Notre non-présence au présent est, en effet, à la source de presque tous nos maux. Pourtant, nous savons bien que nous n’avons, pour être, que ce présent-là. Le passé? Une impasse. L’avenir? Une énigme. D’ailleurs, remarque paisiblement Braque: « On ne se débarrassera jamais du présent, car le présent est éternel ». Oui, cet éternel présent, présent en nous d’instant en instant, mais presque banal à force d’être là, et à qui nous sommes si peu présents. Il nous faut donc, nécessairement, retrouver le sens du présent et le goût de l’instant, sous peine de passer éternellement à côté de ce qui est ; en quête, soi-disant, de ce qui n’est pas encore. Car le présent est une chance immense, un véritable cadeau que nous fait la vie, une enclume sur laquelle nous forgeons nos transformations: « connaître en vivant », dit fortement René Daumal.

Une voie royale

Le présent, étymologiquement, c’est « praesum », je suis devant cela qui est ici et maintenant. Et l’instant, c’est « instare », ce qui se tient debout. Revenir au présent, habiter l’instant, c’est donc premièrement un retour au concret, au ressenti, au vécu. Et l’on voit tout de suite quelle prodigieuse « école de présence est le hatha-yoga » pour nous réapprendre à être. Fondement de toute pratique, la posture (asana) dérive en effet de la racine sanskrite âs- qui signifie non seulement être assis, mais « être » tout court, exister, habiter. Comment mieux dire que la posture, et son indissociable doublure, le souffle, sont irremplaçable manière de se rendre présent au corps; à ses non et à ses oui; à sa douleur et à sa douceur ? […]

Le yoga est, par excellence, la « voie royale » pour revenir au présent, s’enraciner dans l’instant et sentir en soi couler la sève de vie. C’est un long chemin initiatique qui transforme lentement –mais, dit un chant baül « les étoiles, les soleils et les lunes n’ont pas d’impatience »…- l’être par ses propres moyens, le transmute de ce qu’il était virtuellement en ce qu’il est profondément. Chemin initiatique, avons-nous dit du yoga. En effet, ainsi éprouvée, la présence à soi devient passage vers une autre dimension de l’être, initiation au sens propre du terme, c’est-à-dire commencement d’une nouvelle manière de voir et de vivre le présent.
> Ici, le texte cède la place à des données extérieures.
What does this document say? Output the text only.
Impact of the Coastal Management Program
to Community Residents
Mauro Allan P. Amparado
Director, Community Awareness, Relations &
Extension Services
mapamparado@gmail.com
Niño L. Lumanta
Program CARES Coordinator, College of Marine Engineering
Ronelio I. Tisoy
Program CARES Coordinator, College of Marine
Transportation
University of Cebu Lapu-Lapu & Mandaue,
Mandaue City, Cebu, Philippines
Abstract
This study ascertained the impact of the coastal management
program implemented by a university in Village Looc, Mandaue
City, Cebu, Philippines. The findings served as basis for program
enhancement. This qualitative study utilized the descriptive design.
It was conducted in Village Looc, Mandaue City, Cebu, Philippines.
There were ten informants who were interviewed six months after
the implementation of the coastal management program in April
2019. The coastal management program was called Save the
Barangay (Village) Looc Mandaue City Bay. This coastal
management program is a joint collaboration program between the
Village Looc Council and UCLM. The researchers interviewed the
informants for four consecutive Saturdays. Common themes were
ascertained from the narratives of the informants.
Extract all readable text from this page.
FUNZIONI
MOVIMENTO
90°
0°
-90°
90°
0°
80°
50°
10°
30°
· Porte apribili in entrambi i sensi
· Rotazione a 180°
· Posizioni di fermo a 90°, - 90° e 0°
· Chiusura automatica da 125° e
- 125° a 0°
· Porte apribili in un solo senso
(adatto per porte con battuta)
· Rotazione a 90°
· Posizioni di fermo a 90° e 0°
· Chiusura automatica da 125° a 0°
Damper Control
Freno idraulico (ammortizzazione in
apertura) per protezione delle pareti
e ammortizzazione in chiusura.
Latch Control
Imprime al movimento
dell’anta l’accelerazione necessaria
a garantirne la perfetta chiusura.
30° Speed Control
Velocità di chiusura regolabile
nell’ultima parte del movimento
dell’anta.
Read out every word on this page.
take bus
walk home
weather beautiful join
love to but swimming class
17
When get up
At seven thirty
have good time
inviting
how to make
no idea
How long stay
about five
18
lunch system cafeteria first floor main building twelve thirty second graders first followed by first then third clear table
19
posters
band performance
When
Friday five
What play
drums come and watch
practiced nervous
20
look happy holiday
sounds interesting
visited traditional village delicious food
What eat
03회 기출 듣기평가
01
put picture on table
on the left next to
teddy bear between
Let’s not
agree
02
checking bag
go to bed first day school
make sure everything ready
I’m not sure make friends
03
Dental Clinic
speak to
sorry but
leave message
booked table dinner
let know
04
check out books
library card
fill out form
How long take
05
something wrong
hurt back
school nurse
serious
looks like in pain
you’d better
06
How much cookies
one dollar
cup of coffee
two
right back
Le silence intérieur, écrit Jean Klein, fait accepter, aimer, comprendre ce qui se présente et que nous considérons à ce moment là comme un cadeau ».

Lorsque le présent reprend son sens plénier -présence/cadeau- un véritable appel d’air se crée, une force s’engouffre en nous… faudrait il dire une présence? transformant â son tour notre présent. Certes, comme le dit Saint-Matthieu: « Etroite est la porte et resserrée la voie qui conduit à la vie ». Mais une fois passée cette porte étroite, ce pertuis où, souffrance et haines mêlées, s’évanouissent les illusions de l’ego, « l’indivisible maintenant » cher à Aristote, s’ouvre à l’être.

Désormais, le présent dans toutes ses manifestations, on pourrait presque dire « tous les présents », conformément à cet aphorisme bouddhique qui recommande de « ne pas attacher l’instant qui passe à un autre instant », le présent va nous porter, nous transporter, loin, beaucoup plus loin que nous n’aurions pu le faire par notre seul travail. […]

Tous se passe comme si, à travers le présent, se révélait à nouveau la présence d’un maitre, ainsi qu’en témoigne la propre expérience du Tibétain Chogyam Trungpa: « Les situations sont la voix de mon maître, la présence de mon maître. La situation peut être pénible ou inspirante, mais douleur et plaisir sont un dans cette ouverture consistant à voir la situation comme notre maître ».
[…] ”

Revue Française de Yoga, n°1, « De maître à disciple », janvier 1990, pp. 163-170.